Another highlight was Matt Whitchurch’s performance as Jack Lane. One of the less-experienced members of the cast, Whitchurch nevertheless provided much-needed energy to a play which was occasionally derailed by torturously slow pauses and earnest philosophizing. He expertly managed his character’s transition from lovable rogue to leering denouncer and then on to hapless drunkard. His accent was also the pick of a decidedly mixed bunch. This play is set in Stratford and Worcester but judging from the actor’s attempts at regional inflections they could have been anywhere from Norwich to Newquay.
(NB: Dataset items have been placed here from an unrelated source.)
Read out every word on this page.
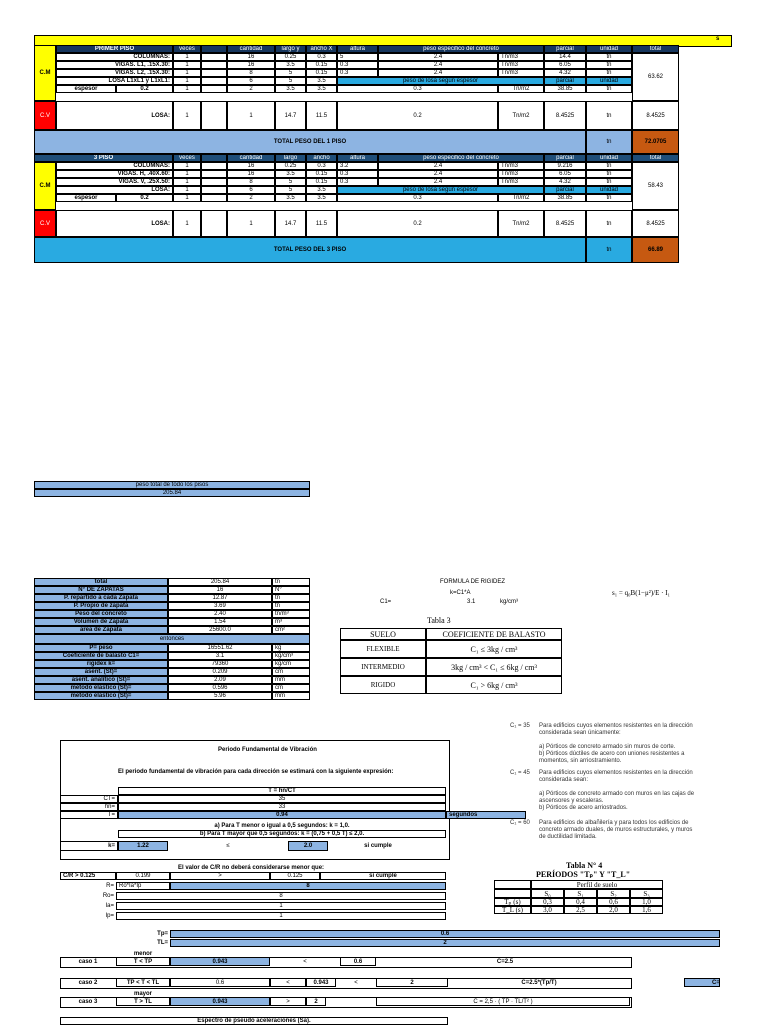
s
PRIMER PISO	veces	cantidad	largo y	ancho X	altura	peso especifico del concreto	parcial	unidad	total
C.M
COLUMNAS:	1	16	0.25	0.3	5	2.4	Tn/m3	14.4	tn
VIGAS. L1, .15X.30:	1	16	3.5	0.15	0.3	2.4	Tn/m3	6.05	tn
VIGAS. L2, .15X.30:	1	8	5	0.15	0.3	2.4	Tn/m3	4.32	tn
LOSA L1xL1 y L1xL1:	1	6	5	3.5	peso de losa según espesor	parcial	unidad
espesor	0.2	1	2	3.5	3.5	0.3	Tn/m2	38.85	tn
63.62
C.V	LOSA:	1	1	14.7	11.5	0.2	Tn/m2	8.4525	tn	8.4525
TOTAL PESO DEL 1 PISO	tn	72.0705
3 PISO	veces	cantidad	largo	ancho	altura	peso especifico del concreto	parcial	unidad	total
C.M
COLUMNAS:	1	16	0.25	0.3	3.2	2.4	Tn/m3	9.216	tn
VIGAS. H, .40X.60:	1	16	3.5	0.15	0.3	2.4	Tn/m3	6.05	tn
VIGAS. V, .25X.50:	1	8	5	0.15	0.3	2.4	Tn/m3	4.32	tn
LOSA:	1	6	5	3.5	peso de losa según espesor	parcial	unidad
espesor	0.2	1	2	3.5	3.5	0.3	Tn/m2	38.85	tn
58.43
C.V	LOSA:	1	1	14.7	11.5	0.2	Tn/m2	8.4525	tn	8.4525
TOTAL PESO DEL 3 PISO	tn	66.89
peso total de todo los pisos
205.84
total	205.84	tn
N° DE ZAPATAS	16	N°
P. repartido a cada Zapata	12.87	tn
P. Propio de zapata	3.69	tn
Peso del concreto	2.40	tn/m³
Volumen de Zapata	1.54	m³
area de Zapata	25600.0	cm²
entonces
P= peso	16551.62	kg
Coeficiente de balasto C1=	3.1	kg/cm³
rigidex k=	79360	kg/cm
asent. (St)=	0.209	cm
asent. analitico (St)=	2.09	mm
metodo elastico (St)=	0.596	cm
metodo elastico (St)=	5.96	mm
FORMULA DE RIGIDEZ
k=C1*A
C1=	3.1	kg/cm³
s₁ = q₀B(1−μ²)/E · I₁
Tabla 3
SUELO	COEFICIENTE DE BALASTO
FLEXIBLE	C₁ ≤ 3kg / cm³
INTERMEDIO	3kg / cm³ < C₁ ≤ 6kg / cm³
RIGIDO	C₁ > 6kg / cm³
C₁ = 35 Para edificios cuyos elementos resistentes en la dirección
considerada sean únicamente:
a) Pórticos de concreto armado sin muros de corte.
b) Pórticos dúctiles de acero con uniones resistentes a
momentos, sin arriostramiento.
C₁ = 45 Para edificios cuyos elementos resistentes en la dirección
considerada sean:
a) Pórticos de concreto armado con muros en las cajas de
ascensores y escaleras.
b) Pórticos de acero arriostrados.
C₁ = 60 Para edificios de albañilería y para todos los edificios de
concreto armado duales, de muros estructurales, y muros
de ductilidad limitada.
Periodo Fundamental de Vibración
El periodo fundamental de vibración para cada dirección se estimará con la siguiente expresión:
T = hn/CT
CT=	35
hn=	33
T=	0.94	segundos
a) Para T menor o igual a 0,5 segundos: k = 1,0.
b) Para T mayor que 0,5 segundos: k = (0,75 + 0,5 T) ≤ 2,0.
k=	1.22	≤	2.0	si cumple
El valor de C/R no deberá considerarse menor que:
C/R > 0.125	0.199	>	0.125	si cumple
R= Ro*Ia*Ip	8
Ro=	8
Ia=	1
Ip=	1
Tabla N° 4
PERÍODOS "Tₚ" Y "T_L"
Perfil de suelo
S₀	S₁	S₂	S₃
Tₚ (s)	0,3	0,4	0,6	1,0
T_L (s)	3,0	2,5	2,0	1,6
Tp=	0.6
TL=	2
menor
caso 1	T < TP	0.943	<	0.6	C=2.5
caso 2	TP < T < TL	0.6	<	0.943	<	2	C=2.5*(Tp/T)	C=
mayor
caso 3	T > TL	0.943	>	2	C = 2,5 · ( TP · TL/T² )
Espectro de pseudo aceleraciones (Sa).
Accents aside, the acting was impressive and was well supported by director James Dacre, who had put together all the right ingredients from a production perspective to showcase his cast’s talents. An ethereal new score from Valgeir Sigurđsson lent an air of mystery and tension without relying on clichéd ‘Greensleeves’ tropes, whilst a moving set created a diverse range of oppressive and enclosed spaces in which the interrogative dialogue could continue with ever-heightening suspense. Ultimately, however, this production didn’t quite marry together all these promising elements into a cohesively satisfying performance. All too often the script descended into long discussions of medical, legal, or religious topics which served only to prove that Whelan had done his research into early 17th century England. Impressive as some of the individual performances were, the fact that the climax of the plot was played for laughs somewhat undermined the explorations of morality, guilt, and desire which had given the audience so much food for thought in earlier scenes. Despite this disappointing conclusion, there was much to admire in the performance, and it was a worthy beginning to the OP’s celebration of Shakespeare’s 400th Anniversary.